Nivedhana Arthi P., Indu N. R., Jalakandan B.


Background: Postpartum hemorrhage (PPH) accounts for 25% to 33% of obstetric deaths every year. Anemia is a cause and consequence of PPH. Despite intense efforts to prevent anemia, many Indian women labour with low hemoglobin levels. Tranexamic acid (TXA), an antifibrinolytic, have been demonstrated to reduce blood loss and transfusion requirements in various surgeries including cesarean section. Objectives were to study the efficacy of TXA in effectively reducing blood loss in Indian women following vaginal delivery.

Methods: This randomized, double-blind, placebo-controlled study was conducted on 200 patients scheduled for vaginal delivery. In addition to oxytocin 10 units, group T received TXA 15 mg/kg and group P received normal saline administered over 5 minutes. Estimated blood loss, Hemoglobin deficit, need for additional uterotonics, need for blood transfusion, incidence of PPH and adverse events were noted.
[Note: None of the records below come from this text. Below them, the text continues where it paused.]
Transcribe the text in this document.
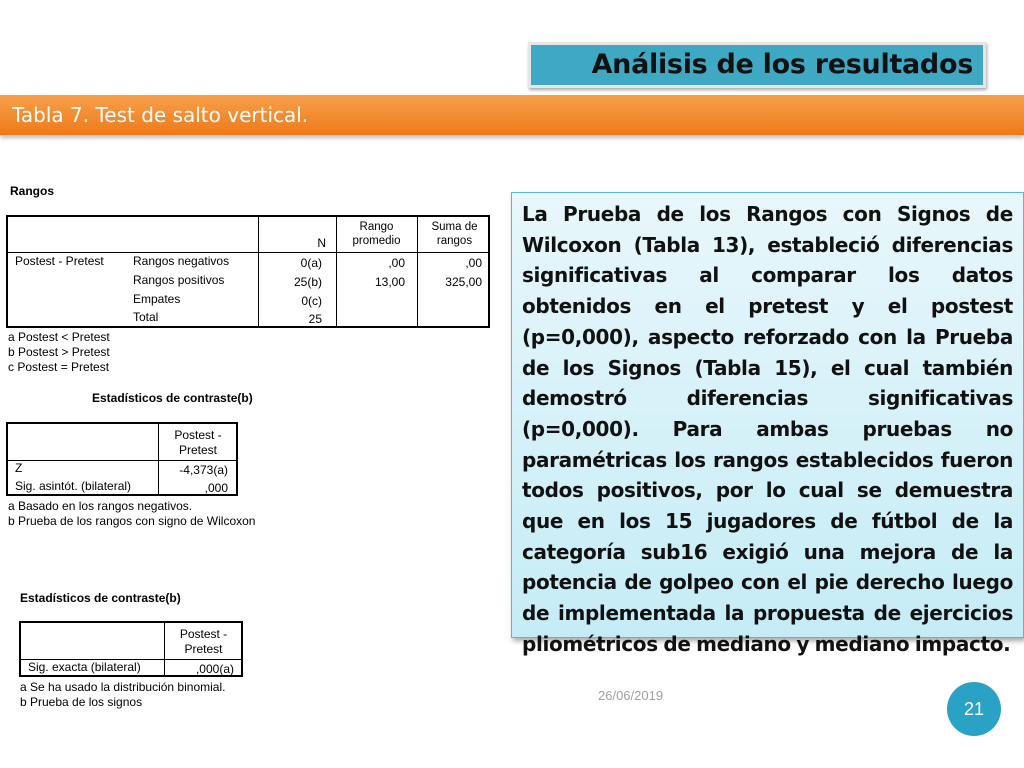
Análisis de los resultados
Tabla 7. Test de salto vertical.
Rangos
N
Rango
promedio
Suma de
rangos
Postest - Pretest Rangos negativos	0(a)	,00	,00
Rangos positivos	25(b)	13,00	325,00
Empates	0(c)
Total	25
a Postest < Pretest
b Postest > Pretest
c Postest = Pretest
Estadísticos de contraste(b)
Postest -
Pretest
Z	-4,373(a)
Sig. asintót. (bilateral)	,000
a Basado en los rangos negativos.
b Prueba de los rangos con signo de Wilcoxon
Estadísticos de contraste(b)
Postest -
Pretest
Sig. exacta (bilateral)	,000(a)
a Se ha usado la distribución binomial.
b Prueba de los signos
La Prueba de los Rangos con Signos de Wilcoxon (Tabla 13), estableció diferencias significativas al comparar los datos obtenidos en el pretest y el postest (p=0,000), aspecto reforzado con la Prueba de los Signos (Tabla 15), el cual también demostró diferencias significativas (p=0,000). Para ambas pruebas no paramétricas los rangos establecidos fueron todos positivos, por lo cual se demuestra que en los 15 jugadores de fútbol de la categoría sub16 exigió una mejora de la potencia de golpeo con el pie derecho luego de implementada la propuesta de ejercicios pliométricos de mediano y mediano impacto.
26/06/2019
21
Results: The fall in hemoglobin was significantly higher in group P (p<0.00001). Estimated 24 hour blood loss was significantly higher by a mean blood volume of 86.99 ml in group P compared to group T (p<0.00001). The incidence of PPH was lower in group T (2.8% versus 11.3%). There were no significant difference in the need for supplementary uterotonics (9.9% versus 15.5%) and the incidence of blood transfusion (2.8% versus 8.5%). No adverse maternal and fetal outcomes were noted.

Conclusions: To reduce blood loss following vaginal delivery, TXA may be safely recommended as standard adjunct to Oxytocin for regular management of third stage of labour, especially in developing countries like India.